Peramato invoca la reserva del sumario para no detallar ante el Senado las visitas de Leire Díez a la Fiscalía

La fiscal general Teresa Peramato durante su comparecencia en el Senado. Las claves

La fiscal general Teresa Peramato optó por no responder en el Senado respecto a las visitas de Leire Díez, conocida como la ‘fontanera’ del PSOE, a la Fiscalía General, citando la reserva sumarial.

Tanto Díez como el abogado Jacobo Teijelo están bajo investigación por presuntas maniobras para influir en procedimientos judiciales vinculados al PSOE y al entorno de Pedro Sánchez.

Peramato defendió la legalidad y la independencia de la Fiscalía frente a las acusaciones del PP y Vox, además de negar que esta institución sirva a una organización criminal.

La fiscal general reiteró que la Fiscalía es independiente del Ejecutivo y alertó sobre los peligros de su politización mediante un control parlamentario excesivo.

«Lamento no poder satisfacer esa gran curiosidad», respondió con calma la fiscal general, Teresa Peramato, a la senadora del PP María José Pardo, quien insistía en preguntas acerca de las visitas de la ‘fontanera’ del PSOE Leire Díez a la Fiscalía General durante la gestión de su antecesor, Álvaro García Ortiz.

Peramato superó su primera comparecencia en el Senado, que duró poco más de dos horas, en la que invocó la reserva sumarial establecida en la ley procesal penal para no ofrecer detalles sobre la inusual presencia de Díez y del abogado Jacobo Teijelo en la sede de Fortuny durante marzo y abril de 2025. Ambos son investigados por el juez Santiago Pedraz por formar parte de una red que intentaba neutralizar procesos judiciales relacionados con el PSOE y, específicamente, con el entorno del presidente Pedro Sánchez.

De este modo, quedaron sin respuesta preguntas clave como quién autorizó y qué temas se trataron en esas dos reuniones con Diego Villafañe, mano derecha del entonces fiscal general.

Se sabe que, tras el primer encuentro, realizado por la tarde cuando la actividad en la Fiscalía General disminuye, la ‘fontanera’ del PSOE comunicó a otro integrante de la red que «Jacobo dice que debería asistir a todas las reuniones de Fiscalía porque complementa bien la parte jurídica. Si ahora actúan rápido según lo acordado, las cosas se acelerarán«.

«Se ha entregado al juez toda la información que obraba en nuestro poder», afirmó Peramato, quien heredó esta incómoda situación de su antecesor, cuya gestión ahora se utiliza como munición política contra ella.

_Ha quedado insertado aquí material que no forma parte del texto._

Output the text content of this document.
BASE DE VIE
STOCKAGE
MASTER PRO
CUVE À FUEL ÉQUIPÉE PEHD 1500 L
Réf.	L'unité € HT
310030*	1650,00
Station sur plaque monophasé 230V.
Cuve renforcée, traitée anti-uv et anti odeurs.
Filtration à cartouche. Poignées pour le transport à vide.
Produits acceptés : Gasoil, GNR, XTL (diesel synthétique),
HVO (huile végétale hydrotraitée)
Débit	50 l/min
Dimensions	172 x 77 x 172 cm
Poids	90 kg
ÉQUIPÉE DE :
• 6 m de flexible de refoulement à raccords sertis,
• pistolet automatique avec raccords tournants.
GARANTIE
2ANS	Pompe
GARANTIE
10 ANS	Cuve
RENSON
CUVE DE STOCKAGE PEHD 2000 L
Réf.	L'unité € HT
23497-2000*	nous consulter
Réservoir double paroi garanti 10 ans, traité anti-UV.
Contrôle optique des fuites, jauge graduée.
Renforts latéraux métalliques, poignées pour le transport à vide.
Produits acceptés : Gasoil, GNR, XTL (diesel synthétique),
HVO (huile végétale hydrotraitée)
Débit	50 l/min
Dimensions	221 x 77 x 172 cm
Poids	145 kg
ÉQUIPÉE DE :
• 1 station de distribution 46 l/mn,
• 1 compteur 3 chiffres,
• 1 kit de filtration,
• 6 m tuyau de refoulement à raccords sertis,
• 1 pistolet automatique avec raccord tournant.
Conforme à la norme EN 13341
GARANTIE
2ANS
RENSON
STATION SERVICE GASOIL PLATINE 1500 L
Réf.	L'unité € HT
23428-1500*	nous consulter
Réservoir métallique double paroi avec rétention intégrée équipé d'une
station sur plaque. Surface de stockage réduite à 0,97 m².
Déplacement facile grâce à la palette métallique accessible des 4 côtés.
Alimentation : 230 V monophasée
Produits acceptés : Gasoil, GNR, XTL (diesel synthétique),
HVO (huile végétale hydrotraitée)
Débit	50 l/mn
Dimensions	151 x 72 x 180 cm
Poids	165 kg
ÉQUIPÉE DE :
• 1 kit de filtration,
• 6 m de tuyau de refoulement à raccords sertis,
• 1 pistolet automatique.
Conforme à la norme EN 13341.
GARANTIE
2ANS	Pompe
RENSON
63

«Su silencio, de no ser revertido, la convertirá en cómplice de las cloacas», le reprochó Pardo. Sin lograr respuesta: Peramato se mantuvo firme alegando que «esta fiscal general, como cualquier otro fiscal, está obligada a respetar la reserva del sumario establecida en la Ley de Enjuiciamiento Criminal. No puedo hacer observaciones ni comentarios».

La fiscal general, quien soportó las críticas sin inmutarse, solo reaccionó cuando la portavoz de Vox, Paloma Gómez, le preguntó «cómo puede la Fiscalía estar al servicio de una organización criminal».

En ese momento exigió «respeto para la institución que represento». «Se ha afirmado que la Fiscalía está bajo el control de una trama criminal. Eso representa una falta absoluta de respeto. Los fiscales actúan con respeto estricto a la legalidad. Tal expresión implica desacreditar la labor de los fiscales», manifestó.

Al inicio de su intervención, donde defendió la controvertida política de nombramientos discrecionales, la fiscal general lanzó un aviso que desagradó al PP.

«No existe un régimen de control casi político sobre la Fiscalía General», señaló Peramato, recordando que «esto responde a la configuración constitucional de la institución».

La Fiscalía «no pertenece al poder Ejecutivo, ni se sustenta en una relación de confianza parlamentaria», enfatizó.

Para reforzar este argumento, se apoyó en la Comisión de Venecia, que «ha alertado sobre el riesgo de que el escrutinio parlamentario de las fiscalías conduzca a la politización o, por lo menos, a una percepción de ella».